Situation des Kurdes en Syrie
Question de :
Mme Danielle Simonnet
Paris (15e circonscription) - Écologiste et Social
Question posée en séance, et publiée le 5 février 2025
SITUATION DES KURDES EN SYRIE
Mme la présidente . La parole est à Mme Danielle Simonnet.
Mme Danielle Simonnet . Dans le cimetière des martyrs de Kobané tués par Daech, puis par la Turquie ou les milices financées par cette dernière, Maya et Beritan m'ont montré la tombe de leur amie, tuée au barrage de Tichrine, la semaine dernière. Bachar al-Assad est tombé mais la guerre continue.
Avec une délégation du Nouveau Front populaire, nous nous sommes rendus à Kobané, à l'occasion des dix ans de la libération de la ville. La communauté internationale tout entière saluait alors le courage des Kurdes qui avaient vaincu Daech. Nous voulons briser le silence de cette même communauté internationale, alors que des milices islamistes payées par la Turquie attaquent le barrage de Tichrine défendu par les forces armées et les populations civiles – en particulier des femmes. La Turquie d'Erdogan doit cesser ces offensives qui sont contraires au droit international et remettent en cause les frontières de la Syrie. Il faut exiger une no-fly zone, un cessez-le-feu et des sanctions.
Les dirigeants que nous avons rencontrés considèrent que la France est l'un des pays qui les a le mieux soutenus, mais ils craignent désormais d'être abandonnés.
Dans le même temps, le nouveau gouvernement syrien demande aux groupes armés – YPG, YPJ et FDS – de rendre les armes, alors même qu'ils font face aux attaques turques. De plus, les déclarations de ce même gouvernement, qui considère que les femmes n'ont pas à faire partie de l'armée et doivent rester à la maison, font craindre de terribles reculs pour les droits des femmes.
Le président de la République française a annoncé la tenue d'une conférence sur la Syrie le 13 février. L'administration autonome du Nord-Est de la Syrie sera-t-elle bien conviée ? La France soutiendra-t-elle, sans ingérence, leurs revendications pour une Syrie unifiée, indépendante de la Turquie, qui respecte l'autonomie de chaque région, en particulier du Rojava ? Son contrat social, basé sur la participation démocratique de toutes les communautés – kurdes, arabes, syriaques –, l'égalité entre les hommes et les femmes et leur implication démocratique dans toutes les sphères de la société et de l'armée, est une chance pour toute la Syrie, pour un processus constituant à construire.

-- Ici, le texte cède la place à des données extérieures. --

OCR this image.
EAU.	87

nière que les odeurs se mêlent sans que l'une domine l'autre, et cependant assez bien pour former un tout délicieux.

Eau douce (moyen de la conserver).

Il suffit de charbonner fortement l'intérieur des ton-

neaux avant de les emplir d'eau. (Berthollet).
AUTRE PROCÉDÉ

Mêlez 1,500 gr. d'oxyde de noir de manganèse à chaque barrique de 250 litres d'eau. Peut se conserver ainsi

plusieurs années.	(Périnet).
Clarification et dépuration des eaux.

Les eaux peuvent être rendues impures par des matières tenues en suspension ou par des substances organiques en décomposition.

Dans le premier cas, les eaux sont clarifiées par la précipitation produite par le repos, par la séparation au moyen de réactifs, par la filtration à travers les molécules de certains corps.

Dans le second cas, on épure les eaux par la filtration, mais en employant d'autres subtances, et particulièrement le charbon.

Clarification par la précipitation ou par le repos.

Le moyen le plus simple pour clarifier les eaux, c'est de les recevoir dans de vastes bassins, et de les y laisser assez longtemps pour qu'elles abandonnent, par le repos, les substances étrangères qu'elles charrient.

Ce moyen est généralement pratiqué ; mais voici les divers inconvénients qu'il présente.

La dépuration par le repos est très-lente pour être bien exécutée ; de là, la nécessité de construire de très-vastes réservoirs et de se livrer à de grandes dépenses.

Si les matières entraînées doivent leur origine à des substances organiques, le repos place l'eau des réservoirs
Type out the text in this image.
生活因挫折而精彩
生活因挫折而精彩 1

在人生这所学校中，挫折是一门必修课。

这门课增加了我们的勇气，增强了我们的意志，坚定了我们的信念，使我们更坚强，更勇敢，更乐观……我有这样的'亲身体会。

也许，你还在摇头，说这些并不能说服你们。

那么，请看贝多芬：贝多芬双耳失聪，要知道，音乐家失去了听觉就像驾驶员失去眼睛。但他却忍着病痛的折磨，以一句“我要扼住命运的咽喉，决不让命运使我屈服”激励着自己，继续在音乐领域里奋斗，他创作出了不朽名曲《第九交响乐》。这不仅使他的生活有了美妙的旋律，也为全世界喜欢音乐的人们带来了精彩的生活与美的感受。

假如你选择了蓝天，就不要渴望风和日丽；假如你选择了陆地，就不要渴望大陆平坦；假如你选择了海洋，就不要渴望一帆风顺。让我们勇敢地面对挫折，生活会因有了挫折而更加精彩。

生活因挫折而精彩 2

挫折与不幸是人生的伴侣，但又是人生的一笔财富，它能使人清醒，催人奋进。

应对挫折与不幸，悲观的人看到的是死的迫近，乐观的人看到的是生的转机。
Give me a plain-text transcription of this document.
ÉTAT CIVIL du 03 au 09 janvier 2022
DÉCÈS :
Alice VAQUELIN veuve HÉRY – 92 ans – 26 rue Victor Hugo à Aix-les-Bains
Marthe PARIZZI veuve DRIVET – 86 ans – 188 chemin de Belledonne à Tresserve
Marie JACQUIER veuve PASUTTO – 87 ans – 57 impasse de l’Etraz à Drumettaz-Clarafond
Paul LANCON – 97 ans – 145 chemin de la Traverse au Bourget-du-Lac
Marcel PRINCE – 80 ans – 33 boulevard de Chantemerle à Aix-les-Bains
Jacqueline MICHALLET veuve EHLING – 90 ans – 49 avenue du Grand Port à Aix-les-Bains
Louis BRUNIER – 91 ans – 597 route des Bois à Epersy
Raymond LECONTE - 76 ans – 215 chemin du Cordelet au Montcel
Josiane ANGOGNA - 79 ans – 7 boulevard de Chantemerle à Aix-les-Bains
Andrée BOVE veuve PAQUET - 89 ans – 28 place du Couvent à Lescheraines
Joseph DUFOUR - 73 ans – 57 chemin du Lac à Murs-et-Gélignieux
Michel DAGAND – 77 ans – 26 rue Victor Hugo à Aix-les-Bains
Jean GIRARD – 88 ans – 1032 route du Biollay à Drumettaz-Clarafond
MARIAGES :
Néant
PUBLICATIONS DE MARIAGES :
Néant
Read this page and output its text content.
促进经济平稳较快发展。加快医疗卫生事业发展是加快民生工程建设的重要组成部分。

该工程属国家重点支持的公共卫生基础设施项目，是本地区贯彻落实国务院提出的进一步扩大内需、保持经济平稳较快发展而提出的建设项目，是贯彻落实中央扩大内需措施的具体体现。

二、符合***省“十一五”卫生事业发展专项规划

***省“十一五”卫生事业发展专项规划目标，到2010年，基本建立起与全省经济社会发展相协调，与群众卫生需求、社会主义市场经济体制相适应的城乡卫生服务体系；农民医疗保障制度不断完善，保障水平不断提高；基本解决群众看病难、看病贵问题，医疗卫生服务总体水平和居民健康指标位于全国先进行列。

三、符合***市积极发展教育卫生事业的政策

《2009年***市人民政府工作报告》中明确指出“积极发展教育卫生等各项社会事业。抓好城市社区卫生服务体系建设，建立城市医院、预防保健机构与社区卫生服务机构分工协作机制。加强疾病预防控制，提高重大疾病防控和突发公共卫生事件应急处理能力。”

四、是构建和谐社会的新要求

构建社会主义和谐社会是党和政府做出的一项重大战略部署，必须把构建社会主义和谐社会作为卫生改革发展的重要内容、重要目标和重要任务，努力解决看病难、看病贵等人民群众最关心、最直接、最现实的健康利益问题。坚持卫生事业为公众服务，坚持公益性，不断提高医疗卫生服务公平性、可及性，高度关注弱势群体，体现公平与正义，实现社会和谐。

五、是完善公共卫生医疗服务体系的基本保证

Nous avons tant à apprendre de leur construction politique, démocratique et féministe ! N'oublions pas leur slogan : « Jin, Jiyan, Azadî » – Femme, vie, liberté. (Applaudissements sur les bancs du groupe EcoS, ainsi que sur plusieurs bancs des groupes LFI-NFP, SOC et GDR.)
Mme la présidente . La parole est à M. le ministre de l’Europe et des affaires étrangères.
M. Jean-Noël Barrot, ministre de l'Europe et des affaires étrangères . Je vous remercie d'avoir rendu hommage aux Kurdes. Ce sont des alliés fidèles, des frères d'armes, et nous ne les abandonnerons pas. (Applaudissements sur quelques bancs des groupes SOC, EcoS et Dem. – M. Stéphane Peu appluadit aussi.)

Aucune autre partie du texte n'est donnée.